Following the Prime Minster national call, a core national technical committee was established and led this campaign to coordinate and ensure tree planting activities across different parts of the country properly and effectively at respective planting sites. Moreover, a national archive and communication center was established to record and communicate planting tallies as they happen on the site through the application of GPS and modern communication technology. National and international medias have recorded and broadcasted the events, which enabled global outreach to demonstrate Ethiopia’s efforts and achievements on tree planting. The core technical team disclosed the outcome that both targets have been met, in which annual achievement has reached more than 4 billion seedlings. It’s also reported that more than 350 million seedlings have been plated on a single day, which was recorded to be the world’s highest tree seedling planting event ever.
This is a significant measure for Ethiopia to address forest problems, especially to reduce deforestation and enhance forest development, and thereby, improve forest goods and services that have crucial social, economic and environmental roles. Various scholars have reported that historically, Ethiopia is said to have about 40% forest coverage, which currently has declined to less than half. A recent EFCCC report indicated that Ethiopia has about 15.5 percent forest cover. Apparently, no one would argue about the fact that Ethiopia forest resources have been declining in size and quality through time and deficit between annual forest gain and loss.

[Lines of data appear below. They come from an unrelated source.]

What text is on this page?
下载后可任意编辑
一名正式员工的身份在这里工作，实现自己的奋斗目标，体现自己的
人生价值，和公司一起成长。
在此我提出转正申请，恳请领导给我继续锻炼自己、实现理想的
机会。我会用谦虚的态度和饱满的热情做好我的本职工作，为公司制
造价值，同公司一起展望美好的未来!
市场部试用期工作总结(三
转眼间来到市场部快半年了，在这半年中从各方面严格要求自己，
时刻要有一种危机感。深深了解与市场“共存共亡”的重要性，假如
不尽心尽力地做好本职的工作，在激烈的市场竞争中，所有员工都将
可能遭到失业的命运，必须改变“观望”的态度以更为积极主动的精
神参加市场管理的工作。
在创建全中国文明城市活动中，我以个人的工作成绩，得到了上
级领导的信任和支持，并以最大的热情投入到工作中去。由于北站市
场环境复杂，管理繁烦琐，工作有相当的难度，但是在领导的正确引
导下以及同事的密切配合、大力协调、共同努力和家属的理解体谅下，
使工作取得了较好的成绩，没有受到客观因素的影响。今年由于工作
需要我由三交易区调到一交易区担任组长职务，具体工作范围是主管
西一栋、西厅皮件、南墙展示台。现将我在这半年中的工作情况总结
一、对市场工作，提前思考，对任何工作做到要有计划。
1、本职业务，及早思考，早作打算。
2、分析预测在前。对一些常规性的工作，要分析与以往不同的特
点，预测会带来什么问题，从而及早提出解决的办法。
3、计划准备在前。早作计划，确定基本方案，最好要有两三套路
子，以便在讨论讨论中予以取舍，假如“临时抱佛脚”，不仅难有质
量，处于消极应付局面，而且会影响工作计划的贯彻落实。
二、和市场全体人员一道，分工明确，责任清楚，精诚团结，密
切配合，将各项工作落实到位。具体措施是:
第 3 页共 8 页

For Ethiopia, forest development and management is not a matter of choice, rather it’s compulsory to ensure sustainable development and to achieve overarching Climate Resilient Green Economy (CRGE) and Growth Transformation Plan (GTP) strategies. Ethiopia’s land features are characterized by mountainous and rugged topographic landscapes that are suitable for natural resources conservation including flora and fauna, water reservoirs and multiple functions. Therefore, landscapes and watersheds management though natural regeneration and restoration have important contributions for the country and beyond the territory. For instance, forestry development has a critical role to address climate changes effects through mitigation and adaptation measures, which have national and international significance. Ethiopia hydro dams have been under serious challenges due to watershed degradations that led to soil erosion and siltation that impacts electricity generation and power supply. In turn, this has been impacting industry and manufacturing sectors due to power shortages, which have direct implications on the economy and livelihoods. Afforestation and reforestation activities reduce wood supply and demand gaps, as Ethiopian rural communities significantly depend on the forest products for their livelihood, which includes income generation, construction materials, energy, farm tools, foods and so on, both for home consumption and commercial uses. Agroforestry practices have critical roles to improve land management and productivity, which contribute to household incomes and reducing forest pressure. The forest sector is one of the four pillars under the CRGE strategy to promote green growth development and address climate change mitigation actions. Generally, this forest development action has multiple contributions and effects that encompasses social, economic and environmental aspects at local, national and global scales.
This event is the beginning of long journey, which requires building on this momentum and transforming it into an institutional and strategic approach to realize the intended objectives. It’s believed that the ultimate goal of tree planting is to enhance forest resources to provide improved goods and services sustainably. Hence, it needs silvicultural and management interventions, scientific knowledge and technology to devise a sustainable management system, demonstrate economic contributions and impacts, forest products value addition and benefit sharing mechanisms, technical supports and law enforcement, knowledge management and sharing on best practices and lessons.
Finally, beyond the accomplishment, this is a lesson that demonstrates how leadership, coordination and joint efforts can make a difference on a pertinent issue. Furthermore, it’s good to reiterate that many individuals, organizations and countries have witnessed how the Ethiopia Green Legacy action has been landmark and exemplary. With this, GGGI commends and is honored to be part of this event and looks forward to further supporting the country’s inclusive green growth efforts.